イガヌは突然飛行機から降ってきた、それから毎年12月に降ってくる、おいしいし薬効がある、栄養が豊富で食べれば餓死寸前の子供がみるみる回復する。試験明けの開放感で友達と初めて食べた。おいしすぎて従来の家庭料理や食材が消えていく。

☆インターセプト
なんとなく自己流だがいいと思った彼女の落とし方。
こんな所はこう演じるのか、スーパーボールで黄色いタオルを降ることなどまねる。
大人な世界が若者風に。

☆おれさまのいうとおり
ゲームをしていたら8階なのにベランダから「おっさん」が入って来た。
「LOOPER」とか「時かけ」だの「タイムリープ」だのという言葉が挟まる。おっさんは俺の恥ずかしいことまで知っている。これは未来の俺か。まじで?

☆にべもなく、よるべもなく
 田舎町なので首都高速に乗ったことがあるという工藤先輩を尊敬している。中三で「妄想ライン」という小説で小さな賞を取った、村で知らない者はない。先輩は首都高を走ったのか、免許もないのに。
しかし親友のケイスケは、フィクションだろうそれでも本質には変わりがない、などと分からないことをいう。
だがケイスケの秘密を知って、彼を理解するのに時間がかかった。
浜で独り暮らしの根津ジイとは親しくしていた。

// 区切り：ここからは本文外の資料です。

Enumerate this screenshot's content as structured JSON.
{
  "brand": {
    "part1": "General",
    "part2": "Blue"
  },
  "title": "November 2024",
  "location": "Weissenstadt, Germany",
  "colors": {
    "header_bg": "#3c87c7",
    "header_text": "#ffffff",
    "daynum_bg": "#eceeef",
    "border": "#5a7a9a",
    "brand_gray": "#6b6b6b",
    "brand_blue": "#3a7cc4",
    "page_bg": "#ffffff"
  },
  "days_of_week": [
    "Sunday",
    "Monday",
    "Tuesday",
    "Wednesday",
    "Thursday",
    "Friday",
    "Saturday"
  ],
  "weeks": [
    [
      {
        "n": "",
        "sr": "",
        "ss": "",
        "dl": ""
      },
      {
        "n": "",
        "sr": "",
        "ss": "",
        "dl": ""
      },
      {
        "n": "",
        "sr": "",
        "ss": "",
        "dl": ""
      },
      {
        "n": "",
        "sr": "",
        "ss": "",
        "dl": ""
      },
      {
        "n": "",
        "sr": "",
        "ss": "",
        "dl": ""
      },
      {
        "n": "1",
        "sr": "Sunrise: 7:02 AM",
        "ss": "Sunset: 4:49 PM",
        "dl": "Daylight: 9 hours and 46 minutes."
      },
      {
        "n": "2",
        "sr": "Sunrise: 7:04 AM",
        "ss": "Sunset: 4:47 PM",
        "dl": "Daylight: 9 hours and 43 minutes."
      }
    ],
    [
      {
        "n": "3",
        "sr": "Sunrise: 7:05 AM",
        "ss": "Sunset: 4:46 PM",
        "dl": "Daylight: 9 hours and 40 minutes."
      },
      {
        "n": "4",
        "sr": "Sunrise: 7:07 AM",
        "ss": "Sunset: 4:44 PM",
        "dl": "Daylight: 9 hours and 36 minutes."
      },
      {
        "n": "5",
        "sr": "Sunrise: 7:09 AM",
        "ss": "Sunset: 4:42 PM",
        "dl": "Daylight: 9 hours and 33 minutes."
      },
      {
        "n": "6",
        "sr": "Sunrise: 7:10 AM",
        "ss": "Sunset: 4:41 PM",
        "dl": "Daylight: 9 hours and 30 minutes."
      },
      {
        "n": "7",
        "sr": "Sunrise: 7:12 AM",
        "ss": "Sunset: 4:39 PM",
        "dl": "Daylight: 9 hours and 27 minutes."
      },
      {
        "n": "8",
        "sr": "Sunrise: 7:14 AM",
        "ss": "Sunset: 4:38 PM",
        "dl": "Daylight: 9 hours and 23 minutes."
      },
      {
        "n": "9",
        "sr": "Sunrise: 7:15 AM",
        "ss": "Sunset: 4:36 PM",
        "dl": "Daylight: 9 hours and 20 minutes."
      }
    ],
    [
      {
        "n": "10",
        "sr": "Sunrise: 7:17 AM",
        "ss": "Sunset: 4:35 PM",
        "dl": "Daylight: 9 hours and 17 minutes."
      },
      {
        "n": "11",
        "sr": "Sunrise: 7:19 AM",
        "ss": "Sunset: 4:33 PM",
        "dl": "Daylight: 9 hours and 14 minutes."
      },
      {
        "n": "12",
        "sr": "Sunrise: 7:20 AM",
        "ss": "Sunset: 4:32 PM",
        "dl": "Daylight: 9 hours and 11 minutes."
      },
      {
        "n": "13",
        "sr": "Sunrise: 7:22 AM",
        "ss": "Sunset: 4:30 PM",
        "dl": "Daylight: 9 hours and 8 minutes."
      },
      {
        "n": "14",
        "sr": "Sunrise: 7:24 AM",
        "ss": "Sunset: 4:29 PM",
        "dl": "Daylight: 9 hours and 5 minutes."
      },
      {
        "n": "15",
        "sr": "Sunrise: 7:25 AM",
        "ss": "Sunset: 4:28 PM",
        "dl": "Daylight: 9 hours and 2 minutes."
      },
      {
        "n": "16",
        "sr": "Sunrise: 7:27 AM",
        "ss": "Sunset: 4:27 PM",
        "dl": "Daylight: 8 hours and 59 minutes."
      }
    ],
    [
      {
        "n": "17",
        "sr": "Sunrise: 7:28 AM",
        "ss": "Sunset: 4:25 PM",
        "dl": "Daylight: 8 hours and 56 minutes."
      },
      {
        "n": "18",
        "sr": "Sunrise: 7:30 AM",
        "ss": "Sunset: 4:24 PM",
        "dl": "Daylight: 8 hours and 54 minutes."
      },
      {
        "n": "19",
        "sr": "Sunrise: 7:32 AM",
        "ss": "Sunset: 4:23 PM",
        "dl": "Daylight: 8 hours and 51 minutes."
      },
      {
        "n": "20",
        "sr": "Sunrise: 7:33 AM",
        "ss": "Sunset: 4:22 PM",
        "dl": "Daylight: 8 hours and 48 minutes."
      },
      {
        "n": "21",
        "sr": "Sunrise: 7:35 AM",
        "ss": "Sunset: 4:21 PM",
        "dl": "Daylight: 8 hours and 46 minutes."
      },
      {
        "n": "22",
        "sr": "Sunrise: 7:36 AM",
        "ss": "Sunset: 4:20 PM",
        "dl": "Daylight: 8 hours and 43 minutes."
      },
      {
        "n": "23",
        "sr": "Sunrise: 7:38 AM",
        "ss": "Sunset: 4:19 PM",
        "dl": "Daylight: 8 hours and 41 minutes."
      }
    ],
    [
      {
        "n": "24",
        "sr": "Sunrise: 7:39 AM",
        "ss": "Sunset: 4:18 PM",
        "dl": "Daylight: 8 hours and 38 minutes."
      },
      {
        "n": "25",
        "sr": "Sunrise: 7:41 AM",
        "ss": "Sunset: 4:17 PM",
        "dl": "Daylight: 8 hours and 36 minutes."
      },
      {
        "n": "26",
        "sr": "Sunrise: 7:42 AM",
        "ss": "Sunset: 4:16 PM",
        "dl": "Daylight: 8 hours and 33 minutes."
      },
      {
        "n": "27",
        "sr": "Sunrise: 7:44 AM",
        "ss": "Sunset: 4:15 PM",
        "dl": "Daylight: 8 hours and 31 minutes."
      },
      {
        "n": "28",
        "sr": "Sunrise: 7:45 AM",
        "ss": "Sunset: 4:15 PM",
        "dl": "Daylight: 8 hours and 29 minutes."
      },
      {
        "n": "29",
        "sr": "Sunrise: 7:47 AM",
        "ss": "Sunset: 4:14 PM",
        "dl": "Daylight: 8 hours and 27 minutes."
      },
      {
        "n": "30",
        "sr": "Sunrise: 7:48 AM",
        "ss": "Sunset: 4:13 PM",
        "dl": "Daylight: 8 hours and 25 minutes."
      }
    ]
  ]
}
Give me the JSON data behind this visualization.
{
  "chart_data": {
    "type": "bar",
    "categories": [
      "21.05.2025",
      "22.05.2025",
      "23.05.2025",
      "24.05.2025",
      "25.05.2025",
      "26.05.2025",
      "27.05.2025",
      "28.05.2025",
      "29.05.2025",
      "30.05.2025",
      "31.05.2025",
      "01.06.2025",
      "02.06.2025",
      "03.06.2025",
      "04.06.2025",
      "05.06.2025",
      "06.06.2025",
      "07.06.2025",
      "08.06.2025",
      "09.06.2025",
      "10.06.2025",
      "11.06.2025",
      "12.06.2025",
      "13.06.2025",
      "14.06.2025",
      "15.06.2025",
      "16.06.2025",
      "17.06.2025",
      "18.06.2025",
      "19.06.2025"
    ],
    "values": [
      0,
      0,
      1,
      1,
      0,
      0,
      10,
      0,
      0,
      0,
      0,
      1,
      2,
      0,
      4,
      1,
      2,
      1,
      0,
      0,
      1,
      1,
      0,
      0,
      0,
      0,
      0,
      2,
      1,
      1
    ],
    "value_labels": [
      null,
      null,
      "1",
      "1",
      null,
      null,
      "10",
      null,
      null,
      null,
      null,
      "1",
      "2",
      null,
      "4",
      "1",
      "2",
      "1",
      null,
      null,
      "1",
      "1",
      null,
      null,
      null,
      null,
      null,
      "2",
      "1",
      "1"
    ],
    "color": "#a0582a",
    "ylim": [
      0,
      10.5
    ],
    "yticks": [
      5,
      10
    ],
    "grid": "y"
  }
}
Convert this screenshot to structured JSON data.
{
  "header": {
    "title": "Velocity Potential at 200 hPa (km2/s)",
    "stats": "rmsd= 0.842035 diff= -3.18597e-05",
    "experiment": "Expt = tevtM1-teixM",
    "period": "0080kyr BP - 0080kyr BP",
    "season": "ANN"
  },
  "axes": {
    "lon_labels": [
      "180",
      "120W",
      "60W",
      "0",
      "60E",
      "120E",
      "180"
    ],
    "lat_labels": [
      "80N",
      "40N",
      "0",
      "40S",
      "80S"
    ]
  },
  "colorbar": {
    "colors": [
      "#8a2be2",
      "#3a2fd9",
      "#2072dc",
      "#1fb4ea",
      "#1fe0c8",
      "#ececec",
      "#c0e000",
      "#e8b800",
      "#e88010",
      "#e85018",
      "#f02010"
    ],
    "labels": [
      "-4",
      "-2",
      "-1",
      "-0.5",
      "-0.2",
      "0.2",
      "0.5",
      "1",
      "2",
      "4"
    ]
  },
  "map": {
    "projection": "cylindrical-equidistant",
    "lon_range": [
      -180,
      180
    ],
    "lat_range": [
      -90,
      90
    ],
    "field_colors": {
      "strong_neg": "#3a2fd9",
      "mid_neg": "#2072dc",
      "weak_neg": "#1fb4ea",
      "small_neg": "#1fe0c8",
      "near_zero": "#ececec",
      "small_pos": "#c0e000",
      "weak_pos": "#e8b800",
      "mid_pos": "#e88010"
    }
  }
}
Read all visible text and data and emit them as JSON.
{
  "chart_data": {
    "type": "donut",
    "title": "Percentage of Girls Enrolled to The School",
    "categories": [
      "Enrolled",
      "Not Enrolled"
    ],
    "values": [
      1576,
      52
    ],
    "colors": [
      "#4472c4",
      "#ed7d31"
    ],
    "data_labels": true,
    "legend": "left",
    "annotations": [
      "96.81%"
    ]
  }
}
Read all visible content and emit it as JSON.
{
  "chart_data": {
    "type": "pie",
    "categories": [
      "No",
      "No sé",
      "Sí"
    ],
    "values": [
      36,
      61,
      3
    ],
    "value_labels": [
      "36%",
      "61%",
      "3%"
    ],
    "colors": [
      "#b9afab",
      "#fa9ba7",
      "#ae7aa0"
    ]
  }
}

ケイスケが遠くなっていく姿を見て、根津ジイがいう。

「お前、なにか間違ってるな。人ってのはな、喜ぼうと思っても限界があるが、悲しもうと思うと際限なく悲しむ悲しむことができる。わしは悲しんだりしない。ただの出来事として受け入れる」

喜びは有限。悲しみは無限。僕は心の中でそう何度もつぶやいた。

先輩は実際に運転したのだろうか、免許を取った僕は首都高を走っている。

スタイルも、テーマもよく考えられ面白かった。アイドルで今30歳の加藤シゲアキさんに若書きとは言えない。
私はその頃子育てで忙しかった、環境は全く違っていても、この短編集が楽しめた。
言葉の感覚も好みで、こういった人間性の感じ方や観察感の方向も爽やかで、ずいぶん世代のギャップはあるが好感を持った。現代の若者言葉もうまく嵌っていいリズム感を出している。